De Lille said the city, as part of its efforts to be a caring city, had to be responsive to the needs of people and would open all channels of communication so that residents could lodge complaints when services were not being delivered.

She said the city had installed 70 FreeCall Lines which residents could use to lodge complaints in disadvantaged areas and would install 20 more FreeCall lines by July.

De Lille said she would embark on a series of public meetings to inform residents who the service providers were, what level of cleanliness the city expected and what channels residents could follow to lodge claims.

“The campaign is aimed at informing residents living in informal settlements about their rights and obligations related to city services they receive,” De Lille said.

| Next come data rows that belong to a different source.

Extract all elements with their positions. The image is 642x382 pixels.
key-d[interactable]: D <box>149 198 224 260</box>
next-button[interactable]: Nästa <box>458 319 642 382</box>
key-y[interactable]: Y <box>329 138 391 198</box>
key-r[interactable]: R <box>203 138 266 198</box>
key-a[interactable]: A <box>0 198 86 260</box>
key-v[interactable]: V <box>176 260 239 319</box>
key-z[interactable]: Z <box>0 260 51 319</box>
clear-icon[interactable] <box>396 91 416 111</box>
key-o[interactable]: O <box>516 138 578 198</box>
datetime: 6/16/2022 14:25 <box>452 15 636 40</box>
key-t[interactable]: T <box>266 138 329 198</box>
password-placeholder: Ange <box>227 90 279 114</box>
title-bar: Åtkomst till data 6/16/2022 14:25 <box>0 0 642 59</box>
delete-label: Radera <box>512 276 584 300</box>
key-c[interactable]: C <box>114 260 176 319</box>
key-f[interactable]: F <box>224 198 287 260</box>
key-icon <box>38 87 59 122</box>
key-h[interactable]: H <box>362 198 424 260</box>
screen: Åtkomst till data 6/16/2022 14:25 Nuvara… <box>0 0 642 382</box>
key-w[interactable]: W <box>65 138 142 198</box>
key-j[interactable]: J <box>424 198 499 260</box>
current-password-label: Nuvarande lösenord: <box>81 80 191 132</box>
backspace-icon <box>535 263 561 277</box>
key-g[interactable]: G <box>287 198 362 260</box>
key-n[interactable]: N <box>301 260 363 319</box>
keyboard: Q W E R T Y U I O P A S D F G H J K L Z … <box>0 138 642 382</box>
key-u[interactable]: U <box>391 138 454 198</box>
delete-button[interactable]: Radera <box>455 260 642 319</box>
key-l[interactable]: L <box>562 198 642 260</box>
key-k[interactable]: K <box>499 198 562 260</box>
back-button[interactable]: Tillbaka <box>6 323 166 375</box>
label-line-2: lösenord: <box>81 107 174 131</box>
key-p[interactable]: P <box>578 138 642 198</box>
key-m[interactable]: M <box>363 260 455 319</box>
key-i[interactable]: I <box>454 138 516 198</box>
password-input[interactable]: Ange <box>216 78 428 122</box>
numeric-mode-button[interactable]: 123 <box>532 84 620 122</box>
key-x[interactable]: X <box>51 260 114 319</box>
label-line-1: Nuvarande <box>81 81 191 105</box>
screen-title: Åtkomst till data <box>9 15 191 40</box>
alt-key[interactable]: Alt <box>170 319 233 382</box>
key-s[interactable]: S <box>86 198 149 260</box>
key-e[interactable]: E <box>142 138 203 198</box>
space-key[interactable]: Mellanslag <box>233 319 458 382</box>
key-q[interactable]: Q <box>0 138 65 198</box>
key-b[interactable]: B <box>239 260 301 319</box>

She said the city had systems in place to monitor its contractors such as spot checks, inspections between the city and the contractor, community workers to assist with monitoring service provision, janitors, crosschecking invoices and monitoring and measuring waste drop-offs at the designated points.

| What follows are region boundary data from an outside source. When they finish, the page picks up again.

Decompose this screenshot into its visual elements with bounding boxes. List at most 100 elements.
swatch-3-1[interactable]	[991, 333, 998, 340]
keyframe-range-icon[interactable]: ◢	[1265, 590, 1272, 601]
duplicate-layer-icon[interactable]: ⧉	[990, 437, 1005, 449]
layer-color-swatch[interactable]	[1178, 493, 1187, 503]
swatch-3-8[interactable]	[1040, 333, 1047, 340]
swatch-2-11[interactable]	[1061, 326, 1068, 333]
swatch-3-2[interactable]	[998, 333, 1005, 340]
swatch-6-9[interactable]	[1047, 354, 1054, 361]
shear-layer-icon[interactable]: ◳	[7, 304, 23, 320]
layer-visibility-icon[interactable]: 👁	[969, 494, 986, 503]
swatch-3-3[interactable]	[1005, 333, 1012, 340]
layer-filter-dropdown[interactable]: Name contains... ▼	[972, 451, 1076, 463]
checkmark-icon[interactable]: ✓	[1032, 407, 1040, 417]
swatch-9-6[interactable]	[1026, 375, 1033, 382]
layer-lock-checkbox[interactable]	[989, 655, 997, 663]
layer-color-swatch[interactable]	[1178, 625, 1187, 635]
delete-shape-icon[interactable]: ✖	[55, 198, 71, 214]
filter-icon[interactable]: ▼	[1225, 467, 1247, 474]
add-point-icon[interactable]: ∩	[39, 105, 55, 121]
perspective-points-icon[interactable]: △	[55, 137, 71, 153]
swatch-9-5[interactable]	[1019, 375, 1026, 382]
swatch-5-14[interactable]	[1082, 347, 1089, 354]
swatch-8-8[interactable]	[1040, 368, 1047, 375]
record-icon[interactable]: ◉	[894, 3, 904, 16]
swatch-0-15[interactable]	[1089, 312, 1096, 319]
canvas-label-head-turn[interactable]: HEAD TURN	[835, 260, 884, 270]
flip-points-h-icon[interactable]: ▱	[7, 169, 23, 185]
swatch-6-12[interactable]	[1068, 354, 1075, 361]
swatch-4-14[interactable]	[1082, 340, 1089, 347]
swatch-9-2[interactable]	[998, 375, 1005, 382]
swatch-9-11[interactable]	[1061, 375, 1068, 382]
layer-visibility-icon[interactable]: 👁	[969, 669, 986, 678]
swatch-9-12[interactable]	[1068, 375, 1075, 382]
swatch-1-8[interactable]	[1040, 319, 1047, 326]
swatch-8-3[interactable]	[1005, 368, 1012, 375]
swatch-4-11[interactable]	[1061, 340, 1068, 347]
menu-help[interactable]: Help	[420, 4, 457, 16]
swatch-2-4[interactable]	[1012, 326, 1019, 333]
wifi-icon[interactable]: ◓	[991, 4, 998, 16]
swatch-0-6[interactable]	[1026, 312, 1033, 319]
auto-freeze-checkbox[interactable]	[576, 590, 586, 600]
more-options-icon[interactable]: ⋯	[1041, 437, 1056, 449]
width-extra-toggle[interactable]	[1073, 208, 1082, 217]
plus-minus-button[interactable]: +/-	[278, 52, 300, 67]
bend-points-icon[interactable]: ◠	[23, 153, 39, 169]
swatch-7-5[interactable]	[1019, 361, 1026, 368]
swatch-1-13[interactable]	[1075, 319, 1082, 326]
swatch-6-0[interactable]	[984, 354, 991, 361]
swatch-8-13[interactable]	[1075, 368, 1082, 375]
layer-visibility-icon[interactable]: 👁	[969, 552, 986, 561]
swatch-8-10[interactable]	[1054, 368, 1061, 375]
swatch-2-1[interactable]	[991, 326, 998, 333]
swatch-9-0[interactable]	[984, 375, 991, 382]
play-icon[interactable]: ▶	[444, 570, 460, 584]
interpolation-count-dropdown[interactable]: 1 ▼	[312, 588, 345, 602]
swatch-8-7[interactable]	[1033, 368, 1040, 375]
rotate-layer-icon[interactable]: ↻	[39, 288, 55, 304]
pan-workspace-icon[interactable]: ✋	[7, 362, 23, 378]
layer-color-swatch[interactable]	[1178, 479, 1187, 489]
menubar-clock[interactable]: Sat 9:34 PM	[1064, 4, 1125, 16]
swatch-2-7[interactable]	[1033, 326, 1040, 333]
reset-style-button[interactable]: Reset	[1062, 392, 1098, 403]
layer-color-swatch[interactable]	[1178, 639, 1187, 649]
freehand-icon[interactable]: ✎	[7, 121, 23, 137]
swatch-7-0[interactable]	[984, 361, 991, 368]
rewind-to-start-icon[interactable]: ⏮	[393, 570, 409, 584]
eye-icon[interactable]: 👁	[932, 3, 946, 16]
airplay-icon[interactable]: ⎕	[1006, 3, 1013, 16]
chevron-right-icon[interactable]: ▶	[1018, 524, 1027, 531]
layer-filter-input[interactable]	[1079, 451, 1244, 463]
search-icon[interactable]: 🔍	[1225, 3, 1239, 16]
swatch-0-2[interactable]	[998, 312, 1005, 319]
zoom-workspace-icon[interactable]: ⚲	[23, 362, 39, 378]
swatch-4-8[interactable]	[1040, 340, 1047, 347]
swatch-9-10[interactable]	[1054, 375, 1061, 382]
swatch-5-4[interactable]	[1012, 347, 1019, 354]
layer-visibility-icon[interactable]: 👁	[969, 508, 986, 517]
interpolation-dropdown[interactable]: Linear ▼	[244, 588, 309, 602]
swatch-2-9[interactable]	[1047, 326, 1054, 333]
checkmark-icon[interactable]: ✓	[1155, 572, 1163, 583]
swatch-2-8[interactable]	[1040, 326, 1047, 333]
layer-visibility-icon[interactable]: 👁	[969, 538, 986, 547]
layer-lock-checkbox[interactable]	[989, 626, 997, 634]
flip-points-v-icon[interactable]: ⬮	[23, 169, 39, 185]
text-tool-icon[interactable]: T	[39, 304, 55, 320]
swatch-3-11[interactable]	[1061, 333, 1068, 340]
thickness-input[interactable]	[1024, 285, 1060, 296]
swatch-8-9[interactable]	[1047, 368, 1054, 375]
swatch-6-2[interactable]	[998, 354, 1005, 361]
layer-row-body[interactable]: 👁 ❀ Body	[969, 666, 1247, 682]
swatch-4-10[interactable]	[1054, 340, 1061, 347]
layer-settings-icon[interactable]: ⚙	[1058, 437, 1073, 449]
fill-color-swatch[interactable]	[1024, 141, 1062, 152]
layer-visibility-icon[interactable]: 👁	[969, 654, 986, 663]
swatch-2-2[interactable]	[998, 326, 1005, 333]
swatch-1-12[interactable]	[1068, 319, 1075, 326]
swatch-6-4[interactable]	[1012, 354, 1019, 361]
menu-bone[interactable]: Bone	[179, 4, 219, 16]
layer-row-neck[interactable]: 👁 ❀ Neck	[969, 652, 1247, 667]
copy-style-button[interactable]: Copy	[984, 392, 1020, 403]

“However we cannot be in all places at all times. We rely on communities being the eyes and ears of the city, helping us to identify any shortcomings on behalf of the community,” she said.

While it is the city’s duty to provide services and to monitor the contractors, De Lille said residents also had to keep their neighbourhoods clean and in a healthy state. For this financial year alone, she said the city spent R13.9m on repairing water and sanitation infrastructure damaged by vandals.

De Lille will hold eight public meetings which started last night in Block 6, Philippi.

Next week, she will hold meetings with residents in Gugulethu, Khayelitsha, Dunoon, Imizamo Yethu, The Heights, Freedom Farm and Malawi Camp.

“A critical aspect to this campaign is to remind communities that if they have exhausted all communication channels to the city, they must make use of their councillor about aspects of delivery that require attention,” De Lille said.